1 - Well, sometimes the texture and taste are sliiiiightly off but it's usually pretty close and, I think we'd both agree, a damn sight better than unnecessarily killing animals.
2 - I don't know if you're aware of what happens in egg hatcheries, when the fertilized eggs hatch. Basically, the females are kept as layer hens and the males are ground up alive or gassed in a bag. They're treated by the industry as just a "waste product", just because they won't produce eggs.
The females are kept, have their beaks cut off with a hot blade, have their wings clipped and are killed for cheap meat, after a life of producing an unnatural amount of eggs, which has a very taxing effect on their bodies. They are killed when they can no longer produce eggs.
Does the unnecessary killing of innocents justify us consuming eggs, when we have alternatives to get taste and nutrients from?
In the dairy industry, male calves are shot in the head or sent away for veal, on live export trucks, just because they'll never produce milk. Again, the industry treats them simply as a "waste product".
Does this justify us killing these babies, when we have alternatives to get taste and nutrients from?
3 - Yes, plants are alive but they are not sentient. In order for a being to be sentient, they have to have a brain and a central nervous system, which we would find if we cut into an animal's body.
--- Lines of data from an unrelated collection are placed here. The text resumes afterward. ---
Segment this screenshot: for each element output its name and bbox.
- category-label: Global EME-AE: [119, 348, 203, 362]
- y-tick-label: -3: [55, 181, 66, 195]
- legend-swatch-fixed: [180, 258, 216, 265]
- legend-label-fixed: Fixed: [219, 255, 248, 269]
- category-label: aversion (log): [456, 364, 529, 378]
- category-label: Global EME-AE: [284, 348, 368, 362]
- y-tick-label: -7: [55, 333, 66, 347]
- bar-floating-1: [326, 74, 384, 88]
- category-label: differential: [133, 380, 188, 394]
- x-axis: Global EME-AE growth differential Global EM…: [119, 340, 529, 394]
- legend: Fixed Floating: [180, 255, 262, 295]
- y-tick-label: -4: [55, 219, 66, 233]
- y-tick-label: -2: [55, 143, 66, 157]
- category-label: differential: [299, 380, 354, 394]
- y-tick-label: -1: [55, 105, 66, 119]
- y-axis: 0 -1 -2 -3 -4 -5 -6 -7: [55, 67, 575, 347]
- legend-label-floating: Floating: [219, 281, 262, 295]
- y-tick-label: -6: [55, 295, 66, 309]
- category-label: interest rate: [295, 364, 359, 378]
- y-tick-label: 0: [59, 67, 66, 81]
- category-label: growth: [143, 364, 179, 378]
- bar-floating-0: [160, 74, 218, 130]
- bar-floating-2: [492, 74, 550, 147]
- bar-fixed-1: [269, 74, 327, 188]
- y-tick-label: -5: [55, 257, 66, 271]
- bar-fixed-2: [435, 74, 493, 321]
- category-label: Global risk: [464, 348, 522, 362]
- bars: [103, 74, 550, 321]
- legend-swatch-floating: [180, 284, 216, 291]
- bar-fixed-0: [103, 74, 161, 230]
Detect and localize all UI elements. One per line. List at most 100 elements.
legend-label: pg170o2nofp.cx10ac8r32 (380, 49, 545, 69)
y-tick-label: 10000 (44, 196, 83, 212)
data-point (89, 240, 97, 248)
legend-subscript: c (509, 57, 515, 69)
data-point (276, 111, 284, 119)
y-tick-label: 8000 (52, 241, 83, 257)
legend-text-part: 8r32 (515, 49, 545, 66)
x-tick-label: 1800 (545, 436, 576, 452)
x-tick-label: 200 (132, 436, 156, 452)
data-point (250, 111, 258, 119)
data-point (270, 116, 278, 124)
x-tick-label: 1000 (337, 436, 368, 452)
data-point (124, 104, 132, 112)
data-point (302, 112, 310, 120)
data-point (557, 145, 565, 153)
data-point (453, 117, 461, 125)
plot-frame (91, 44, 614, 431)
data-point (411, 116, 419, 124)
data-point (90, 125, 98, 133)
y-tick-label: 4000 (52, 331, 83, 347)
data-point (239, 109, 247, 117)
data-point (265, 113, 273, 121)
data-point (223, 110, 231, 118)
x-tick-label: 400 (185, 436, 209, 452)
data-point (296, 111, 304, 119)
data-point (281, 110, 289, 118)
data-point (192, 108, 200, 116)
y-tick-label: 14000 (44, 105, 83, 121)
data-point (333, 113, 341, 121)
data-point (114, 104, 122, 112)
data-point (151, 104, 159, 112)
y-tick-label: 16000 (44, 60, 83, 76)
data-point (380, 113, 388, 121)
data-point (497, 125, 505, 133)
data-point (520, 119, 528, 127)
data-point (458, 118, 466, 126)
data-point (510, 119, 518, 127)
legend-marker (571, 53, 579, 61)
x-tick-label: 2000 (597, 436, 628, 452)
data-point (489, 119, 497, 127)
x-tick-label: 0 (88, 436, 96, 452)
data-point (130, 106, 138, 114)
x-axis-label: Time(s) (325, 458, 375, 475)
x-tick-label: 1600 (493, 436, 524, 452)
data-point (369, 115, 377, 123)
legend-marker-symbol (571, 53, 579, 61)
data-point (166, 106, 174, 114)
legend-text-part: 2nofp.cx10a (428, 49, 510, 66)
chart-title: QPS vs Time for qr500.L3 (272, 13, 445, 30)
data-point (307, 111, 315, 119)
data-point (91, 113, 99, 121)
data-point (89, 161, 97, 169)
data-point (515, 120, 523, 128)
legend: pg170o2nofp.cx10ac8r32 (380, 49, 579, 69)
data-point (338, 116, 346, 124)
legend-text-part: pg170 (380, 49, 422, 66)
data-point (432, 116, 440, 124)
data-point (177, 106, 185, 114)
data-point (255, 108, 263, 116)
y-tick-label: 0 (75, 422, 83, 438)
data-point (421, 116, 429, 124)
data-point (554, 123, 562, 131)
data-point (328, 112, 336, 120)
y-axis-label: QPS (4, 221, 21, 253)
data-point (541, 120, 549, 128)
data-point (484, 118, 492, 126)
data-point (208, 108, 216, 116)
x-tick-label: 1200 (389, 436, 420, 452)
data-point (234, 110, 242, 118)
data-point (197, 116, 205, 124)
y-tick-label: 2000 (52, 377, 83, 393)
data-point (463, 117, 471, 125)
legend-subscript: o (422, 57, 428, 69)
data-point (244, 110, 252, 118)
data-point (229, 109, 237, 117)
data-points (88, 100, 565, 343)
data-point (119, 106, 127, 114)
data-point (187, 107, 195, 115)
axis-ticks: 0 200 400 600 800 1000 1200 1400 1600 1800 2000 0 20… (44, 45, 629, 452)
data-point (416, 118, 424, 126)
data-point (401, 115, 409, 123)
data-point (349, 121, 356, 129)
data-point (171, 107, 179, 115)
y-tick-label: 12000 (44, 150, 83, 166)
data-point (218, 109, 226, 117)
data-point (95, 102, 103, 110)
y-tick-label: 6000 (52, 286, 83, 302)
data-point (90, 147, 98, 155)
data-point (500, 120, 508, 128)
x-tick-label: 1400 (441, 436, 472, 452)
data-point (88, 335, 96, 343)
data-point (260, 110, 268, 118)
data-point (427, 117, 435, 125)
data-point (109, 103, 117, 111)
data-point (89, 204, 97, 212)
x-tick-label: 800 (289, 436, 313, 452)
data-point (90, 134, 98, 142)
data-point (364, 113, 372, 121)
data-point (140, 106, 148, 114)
Animals, like humans, also react to situations and attempt to get away, out of fear for their life, when we threaten them with guns or knives. When we cut up plants, do we find any of these and do plants attempt to get away? Plants are static and can't run away. Wouldn't it therefore be cruel if plants did feel pain?
Finally, many more plants are "killed" in the production of animal products than in the production of plant foods, as it takes 16kg of grain to feed one farmed animal.